Besluit van de Minister van Economische Zaken van 23 juni 2016 nr. WJZ/16092071, inzake wijziging van het Nationaal Frequentieplan 2014 in verband met het verlengings- en digitaliseringsbeleid voor landelijke commerciële radio (pakket 2016-3)

De Minister van Economische Zaken,

Gelet op artikel 3.1 van de Telecommunicatiewet;

Besluit:

ARTIKEL I

Annex 3 van het Nationaal Frequentieplan 2014 wordt als volgt gewijzigd:

A

De kop van nationale voetnoot HOLOO5 komt als volgt te luiden:

HOL005

B

Na de kop van HOL005 wordt de volgende subkop ingevoegd:

Bestemming voor de periode 1 september 2011 tot 1 september 2017

C

Na de tekst behorende bij de subkop Bestemming voor de periode 1 september 2011 tot 1 september 2017 wordt de volgende subkop met bijbehorende tekst ingevoegd:

Bestemming landelijke commerciële radio-omroep voor de periode 1 september 2017 tot 1 september 2022

Vanaf 1 september 2017 tot 1 september 2022 is de frequentieruimte behorend bij één FM-vergunning voor landelijke commerciële radio-omroep gekoppeld met 1/9 deel van de capaciteit van de frequentieruimte van het frequentieblok 11C, bedoeld in nationale voetnoot HOL007A ten behoeve van in elk geval het ongewijzigd en gelijktijdig digitaal uitzenden van de radioprogramma’s die op grond van de landelijke commerciële FM-vergunningen worden uitgezonden.
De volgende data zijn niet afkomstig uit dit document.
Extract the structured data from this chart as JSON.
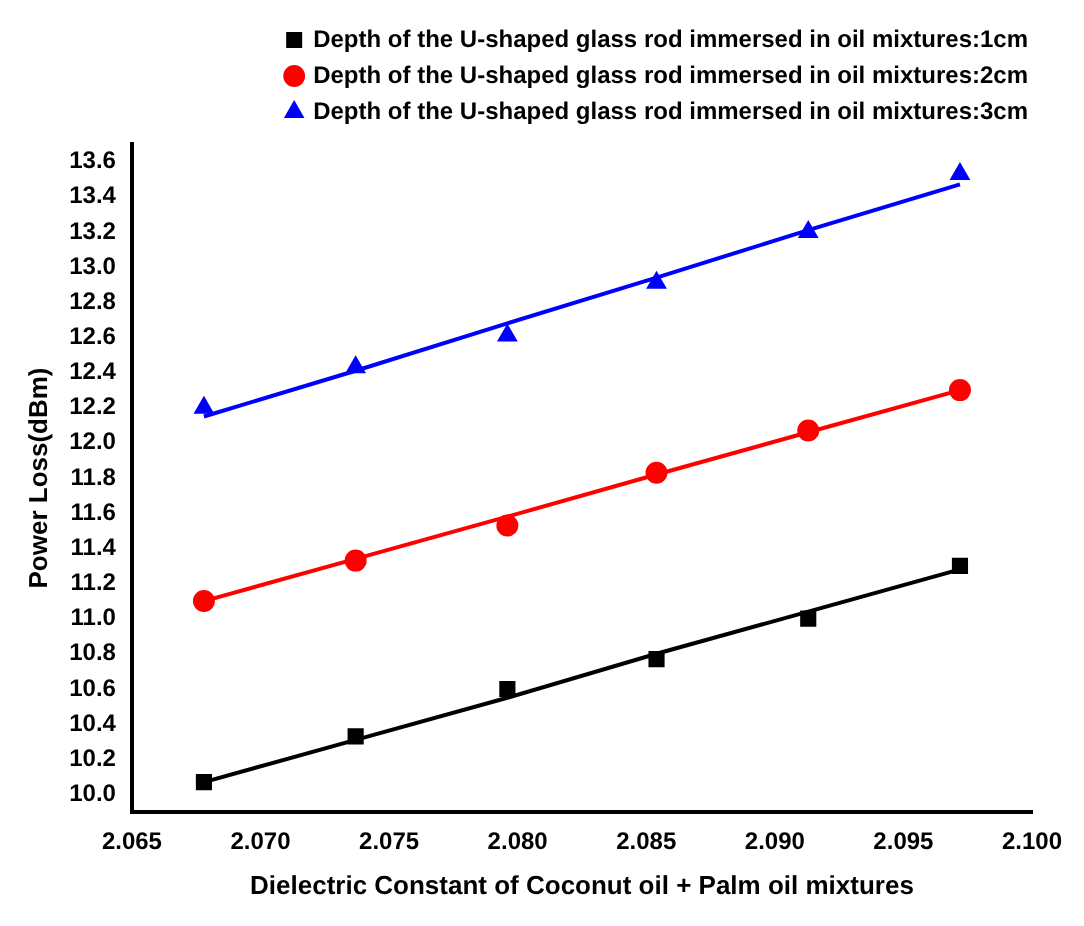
{
  "chart_data": {
    "type": "scatter",
    "xlabel": "Dielectric Constant of Coconut oil + Palm oil mixtures",
    "ylabel": "Power Loss(dBm)",
    "x": [
      2.0678,
      2.0737,
      2.0796,
      2.0854,
      2.0913,
      2.0972
    ],
    "series": [
      {
        "name": "Depth of the U-shaped glass rod immersed in oil mixtures:1cm",
        "color": "#000000",
        "marker": "square",
        "values": [
          10.07,
          10.33,
          10.6,
          10.77,
          11.0,
          11.3
        ]
      },
      {
        "name": "Depth of the U-shaped glass rod immersed in oil mixtures:2cm",
        "color": "#ff0000",
        "marker": "circle",
        "values": [
          11.1,
          11.33,
          11.53,
          11.83,
          12.07,
          12.3
        ]
      },
      {
        "name": "Depth of the U-shaped glass rod immersed in oil mixtures:3cm",
        "color": "#0000ff",
        "marker": "triangle",
        "values": [
          12.2,
          12.43,
          12.61,
          12.91,
          13.2,
          13.53
        ]
      },
      {
        "type": "line",
        "color": "#000000",
        "marker": "none",
        "values": [
          10.07,
          10.31,
          10.55,
          10.8,
          11.04,
          11.28
        ]
      },
      {
        "type": "line",
        "color": "#ff0000",
        "marker": "none",
        "values": [
          11.1,
          11.34,
          11.58,
          11.82,
          12.06,
          12.3
        ]
      },
      {
        "type": "line",
        "color": "#0000ff",
        "marker": "none",
        "values": [
          12.15,
          12.41,
          12.68,
          12.94,
          13.21,
          13.47
        ]
      }
    ],
    "xlim": [
      2.065,
      2.1
    ],
    "xticks": [
      2.065,
      {
        "value": 2.07,
        "label": "2.070"
      },
      2.075,
      {
        "value": 2.08,
        "label": "2.080"
      },
      2.085,
      {
        "value": 2.09,
        "label": "2.090"
      },
      2.095,
      {
        "value": 2.1,
        "label": "2.100"
      }
    ],
    "ylim": [
      9.9,
      13.7
    ],
    "yticks": [
      {
        "value": 10,
        "label": "10.0"
      },
      10.2,
      10.4,
      10.6,
      10.8,
      {
        "value": 11,
        "label": "11.0"
      },
      11.2,
      11.4,
      11.6,
      11.8,
      {
        "value": 12,
        "label": "12.0"
      },
      12.2,
      12.4,
      12.6,
      12.8,
      {
        "value": 13,
        "label": "13.0"
      },
      13.2,
      13.4,
      13.6
    ],
    "grid": false,
    "legend": "top"
  }
}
Daarbij is de in de vorige volzin bedoelde frequentieruimte in de FM-band bestemd voor landelijke commerciële omroepen die zowel een FM-vergunning voor landelijke commerciële radio-omroep als een vergunning voor 1/9 deel van de capaciteit van het frequentieblok 11C houden of gaan houden.

D

De kop van nationale voetnoot HOLOO7 komt als volgt te luiden:

HOL007

E

Na de kop van HOL007 wordt de volgende subkop ingevoegd:

Bestemming landelijke commerciële omroep voor de periode vanaf 1 september 2011 tot 1 september 2017

F

Na de tekst behorende bij de subkop Bestemming landelijke commerciële omroep voor de periode vanaf 1 september 2011 tot 1 september 2017 wordt de volgende subkop met bijbehorende tekst ingevoegd:

Bestemming landelijke commerciële omroep voor de periode vanaf 1 september 2017 tot 1 september 2022

Vanaf 1 september 2017 tot 1 september 2022 is 1/9 deel van de capaciteit van de frequentieruimte van het frequentieblok 11C, bedoeld in nationale voetnoot HOL007A, gekoppeld met de frequentieruimte behorend bij één FM-vergunning voor landelijke commerciële radio-omroep ten behoeve van in elk geval het ongewijzigd en gelijktijdig digitaal uitzenden van de radioprogramma’s die op grond van de landelijke commerciële FM-vergunningen worden uitgezonden. Daarbij is de in de vorige volzin bedoelde frequentieruimte van het frequentieblok 11C bestemd voor landelijke commerciële omroepen die zowel een vergunning voor 1/9 deel van de capaciteit van het frequentieblok 11C als een FM-vergunning voor landelijke commerciële radio-omroep houden of gaan houden.

ARTIKEL II

Dit besluit treedt in werking met ingang van de dag na de datum van uitgifte van de Staatscourant waarin het wordt geplaatst.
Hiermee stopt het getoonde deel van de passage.